From 200 yards away, the golfer stares down at the massive 11th green with the water hazard hard to the right. The left bunker is 50 paces from the front edge of the green.

Twelfth hole, 240 yards; Greens where the penalty is severe on all sides leave the golfer with a lack of choice: it is high demand architecture and the golfer must produce the required shot. Several of the world’s finest courses do this to great effect, highlighted by Oakmont Country Club and Pine Valley Golf Club. However, the notion of having one side tightly defended by obvious trouble (e.g. a deep, menacing bunker) while leaving the other sides apparently trouble free (e.g. tightly mown grass) held greater intrigue for many master architects, especially Dr. Alister MacKenzie. His 17th green complex at The West Course at Royal Melbourne is the all-time case in point. At the 12th at Bandon Trails, a tightly mown five foot knob right of the front edge of the green may not appear as devilish as the scrub and bunkers left but it has the same ability to make a mess of one’s score. Though visually the first timer won’t believe it, the place to miss the tee ball is on line with the green and short.

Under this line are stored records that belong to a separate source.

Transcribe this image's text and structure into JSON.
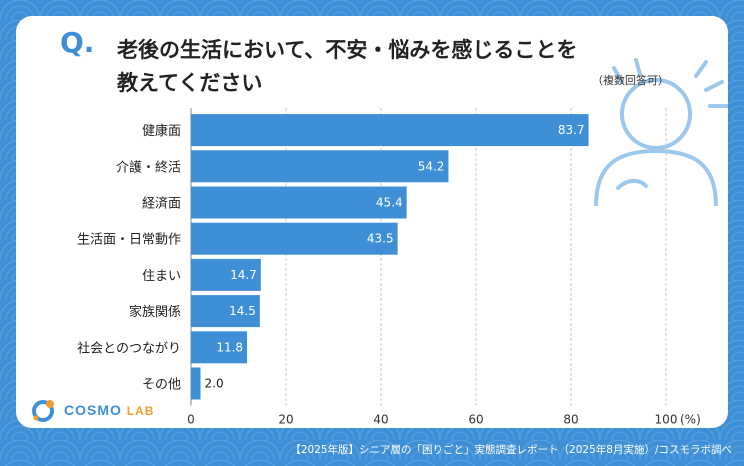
{
  "question": {
    "mark": "Q.",
    "line1": "老後の生活において、不安・悩みを感じることを",
    "line2": "教えてください",
    "note": "（複数回答可）"
  },
  "chart_data": {
    "type": "bar",
    "orientation": "horizontal",
    "categories": [
      "健康面",
      "介護・終活",
      "経済面",
      "生活面・日常動作",
      "住まい",
      "家族関係",
      "社会とのつながり",
      "その他"
    ],
    "values": [
      83.7,
      54.2,
      45.4,
      43.5,
      14.7,
      14.5,
      11.8,
      2.0
    ],
    "value_labels": [
      "83.7",
      "54.2",
      "45.4",
      "43.5",
      "14.7",
      "14.5",
      "11.8",
      "2.0"
    ],
    "xlim": [
      0,
      100
    ],
    "x_ticks": [
      0,
      20,
      40,
      60,
      80,
      100
    ],
    "x_tick_labels": [
      "0",
      "20",
      "40",
      "60",
      "80",
      "100"
    ],
    "x_unit": "(%)",
    "grid": true,
    "bar_color": "#3f8fd6"
  },
  "logo": {
    "name": "COSMO",
    "suffix": "LAB"
  },
  "footer": "【2025年版】シニア層の「困りごと」実態調査レポート（2025年8月実施）/コスモラボ調べ",
  "colors": {
    "background": "#3f8fd6",
    "bar": "#3f8fd6",
    "accent": "#f0a030"
  }
}
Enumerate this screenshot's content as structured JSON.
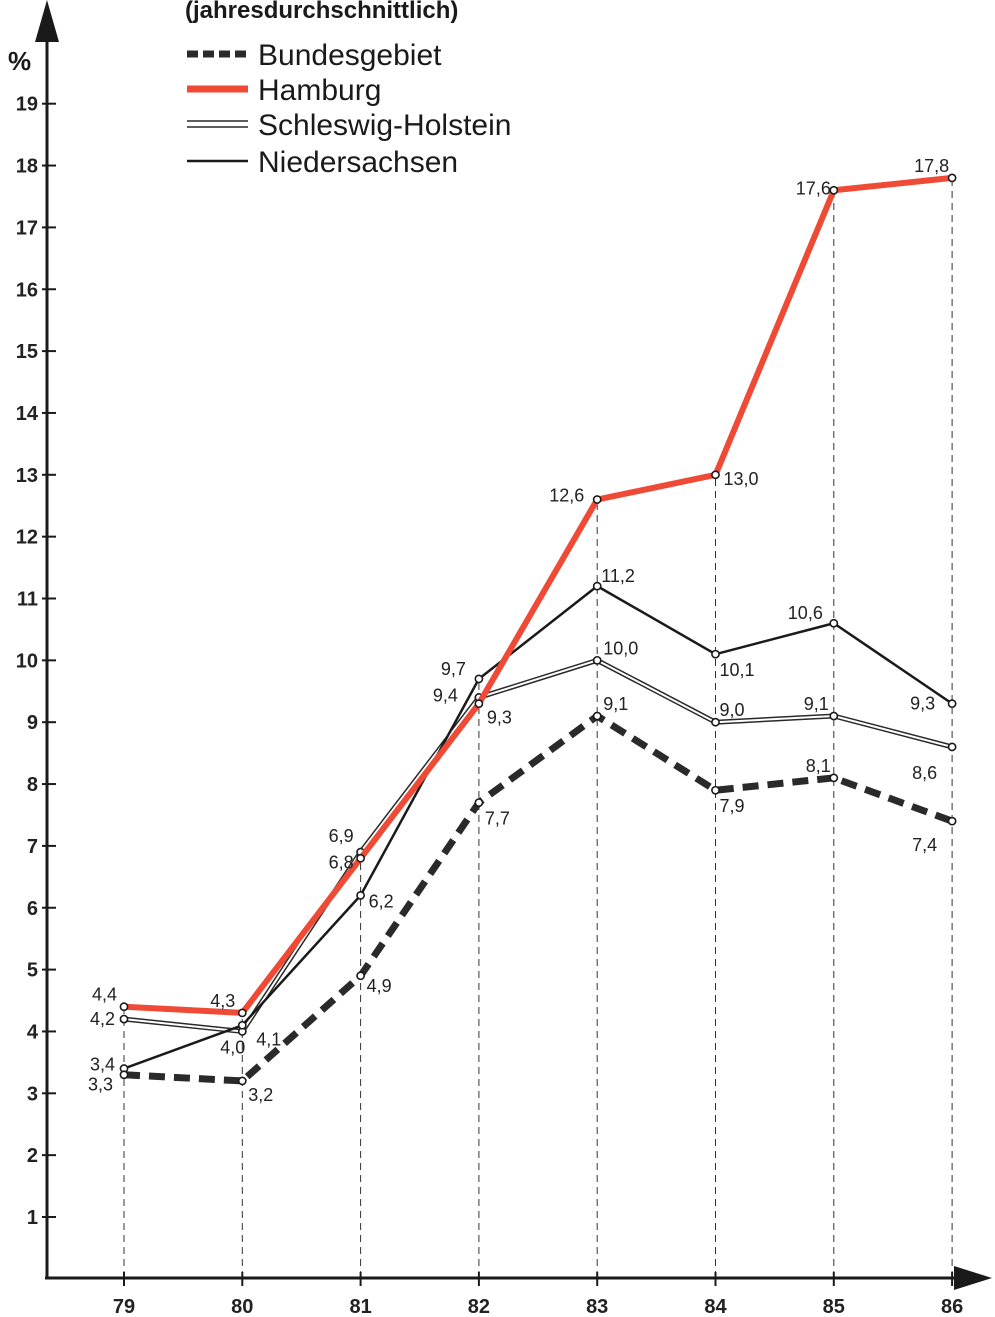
{
  "chart_data": {
    "type": "line",
    "title": "(jahresdurchschnittlich)",
    "ylabel": "%",
    "xlabel": "",
    "categories": [
      "79",
      "80",
      "81",
      "82",
      "83",
      "84",
      "85",
      "86"
    ],
    "yticks": [
      "1",
      "2",
      "3",
      "4",
      "5",
      "6",
      "7",
      "8",
      "9",
      "10",
      "11",
      "12",
      "13",
      "14",
      "15",
      "16",
      "17",
      "18",
      "19"
    ],
    "ylim": [
      0,
      20
    ],
    "grid": "vertical dashed drop lines at each year",
    "legend_position": "top-left",
    "series": [
      {
        "name": "Bundesgebiet",
        "color": "#2a2a2a",
        "style": "dashed",
        "values": [
          3.3,
          3.2,
          4.9,
          7.7,
          9.1,
          7.9,
          8.1,
          7.4
        ],
        "labels": [
          "3,3",
          "3,2",
          "4,9",
          "7,7",
          "9,1",
          "7,9",
          "8,1",
          "7,4"
        ]
      },
      {
        "name": "Hamburg",
        "color": "#ee4a35",
        "style": "solid-thick",
        "values": [
          4.4,
          4.3,
          6.8,
          9.3,
          12.6,
          13.0,
          17.6,
          17.8
        ],
        "labels": [
          "4,4",
          "4,3",
          "6,8",
          "9,3",
          "12,6",
          "13,0",
          "17,6",
          "17,8"
        ]
      },
      {
        "name": "Schleswig-Holstein",
        "color": "#2a2a2a",
        "style": "double",
        "values": [
          4.2,
          4.0,
          6.9,
          9.4,
          10.0,
          9.0,
          9.1,
          8.6
        ],
        "labels": [
          "4,2",
          "4,0",
          "6,9",
          "9,4",
          "10,0",
          "9,0",
          "9,1",
          "8,6"
        ]
      },
      {
        "name": "Niedersachsen",
        "color": "#1a1a1a",
        "style": "solid-thin",
        "values": [
          3.4,
          4.1,
          6.2,
          9.7,
          11.2,
          10.1,
          10.6,
          9.3
        ],
        "labels": [
          "3,4",
          "4,1",
          "6,2",
          "9,7",
          "11,2",
          "10,1",
          "10,6",
          "9,3"
        ]
      }
    ]
  }
}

The sprawling bunker that Jeff Bradley and Tony Russell created between the tee and green was an 'excercise in patience' according to Coore. The bunker masks all the short grass between it and the green, the start of which isn't for another 75 yards. The back right bunker over the green compliments this front bunker perfectly and creates the illusion that there is nothing but trouble from tee to green, save for all the short grass to the green's right. However, as this photograph hints and ... this photograph shows, this cursed mound at the right front side of the green makes recovery shots from the right anything but straightforward. Short of the green leaves a much simpler up and down.